I have loved you with an everlasting love, he says; therefore with lovingkindness I have drawn you. Notice the order. The love came first. The drawing — every nudge toward God you have ever felt, every desire for him, every return after wandering — was not the cause of his love but its result. He did not begin to love you when you began to seek him. He drew you because he already, always, had.
An everlasting love is one you cannot start by your goodness or stop by your failure, because it does not depend on you at all. It runs from everlasting, before you existed, to everlasting, after every other thing has passed away.
“Yes, I have loved you with an everlasting love; therefore with lovingkindness I have drawn you.”
— The LORD, through Jeremiah — Jeremiah 31:3 (WEB)
Rest in a love that began before you existed and cannot be switched off by your failure — it is everlasting, and aimed at you.
“It is because of the LORD's loving kindnesses that we are not consumed, because his compassion doesn't fail. They are new every morning; great is your faithfulness.”
We believe God's love rises and falls with our performance, so we feel beloved on our good days and rejected on our bad ones. The interior work is to relocate the source of his love from your behavior to his nature — to grasp that an everlasting love neither began with your goodness nor ends with your failure — and to let that steady, unearned love hold you on the days you feel least lovable.
On a day you fail or feel distant this week, deliberately preach the everlasting love to yourself: God's love for me did not start today and will not stop today. Receive his mercy as new this morning, not earned by yesterday.
The flesh keeps tying God's love to your performance, so every failure feels like withdrawal and every good day like a bribe that buys it back.
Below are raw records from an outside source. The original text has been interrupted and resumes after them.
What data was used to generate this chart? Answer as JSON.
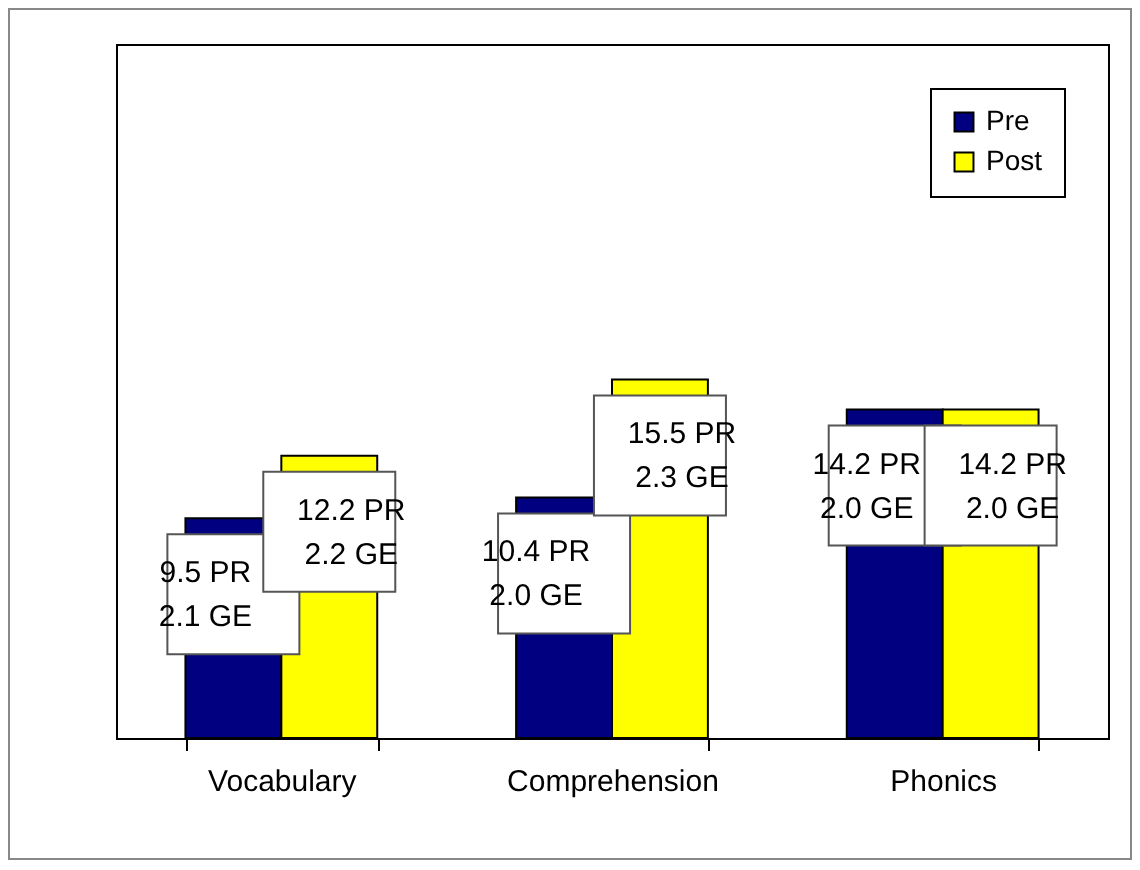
{
  "chart_data": {
    "type": "bar",
    "categories": [
      "Vocabulary",
      "Comprehension",
      "Phonics"
    ],
    "series": [
      {
        "name": "Pre",
        "color": "#000080",
        "values": [
          9.5,
          10.4,
          14.2
        ],
        "value_labels": [
          "9.5 PR\n2.1 GE",
          "10.4 PR\n2.0 GE",
          "14.2 PR\n2.0 GE"
        ]
      },
      {
        "name": "Post",
        "color": "#ffff00",
        "values": [
          12.2,
          15.5,
          14.2
        ],
        "value_labels": [
          "12.2 PR\n2.2 GE",
          "15.5 PR\n2.3 GE",
          "14.2 PR\n2.0 GE"
        ]
      }
    ],
    "ylim": [
      0,
      30
    ],
    "legend": "top right"
  }
}
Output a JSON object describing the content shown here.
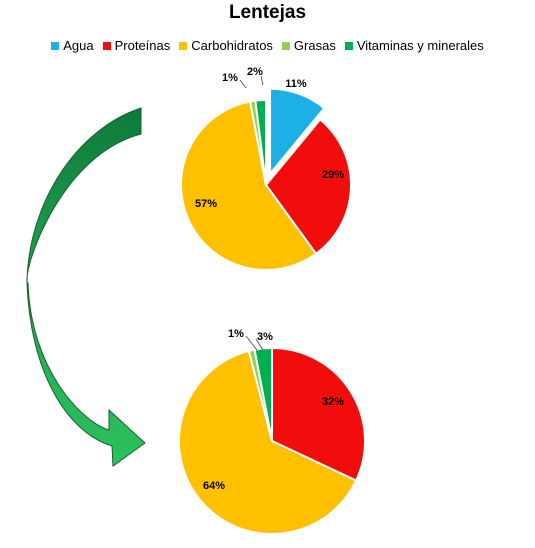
{
  "chart_data": {
    "type": "pie",
    "title": "Lentejas",
    "legend_position": "top",
    "categories": [
      "Agua",
      "Proteínas",
      "Carbohidratos",
      "Grasas",
      "Vitaminas y minerales"
    ],
    "colors": [
      "#1CB0E6",
      "#F20D0D",
      "#FFC000",
      "#92D050",
      "#00B050"
    ],
    "pies": [
      {
        "values": [
          11,
          29,
          57,
          1,
          2
        ],
        "labels": [
          "11%",
          "29%",
          "57%",
          "1%",
          "2%"
        ],
        "exploded": [
          "Agua"
        ]
      },
      {
        "values": [
          0,
          32,
          64,
          1,
          3
        ],
        "labels": [
          "",
          "32%",
          "64%",
          "1%",
          "3%"
        ],
        "exploded": []
      }
    ],
    "arrow_color": "#1E9E4A"
  }
}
But an everlasting love began before you existed and will not switch off when you stumble — a love that never depended on you cannot be threatened by you.
We instinctively believe God's love for us rises and falls with our performance — warmer on the days we pray well and resist temptation, cooler on the days we fail. It is one of the deepest and most persistent lies about him. An everlasting love did not switch on when you got serious about God, and it will not switch off when you stumble tomorrow.
The drawing you feel toward him today is itself the evidence: you are being loved, right now, by a love that was loving you before the foundation of the world. You did not earn your way into it and you cannot fail your way out of it. It is, quite simply, everlasting — and it is aimed at you.
- Do I believe God's love for me rises and falls with my performance?
- Where am I trying to earn a love that is already everlasting?
- What would change if I knew I could not fail my way out of his love?
Lord, you have loved me with an everlasting love, before I was and after all else passes away. Steady my heart in a love I cannot earn or lose. Amen.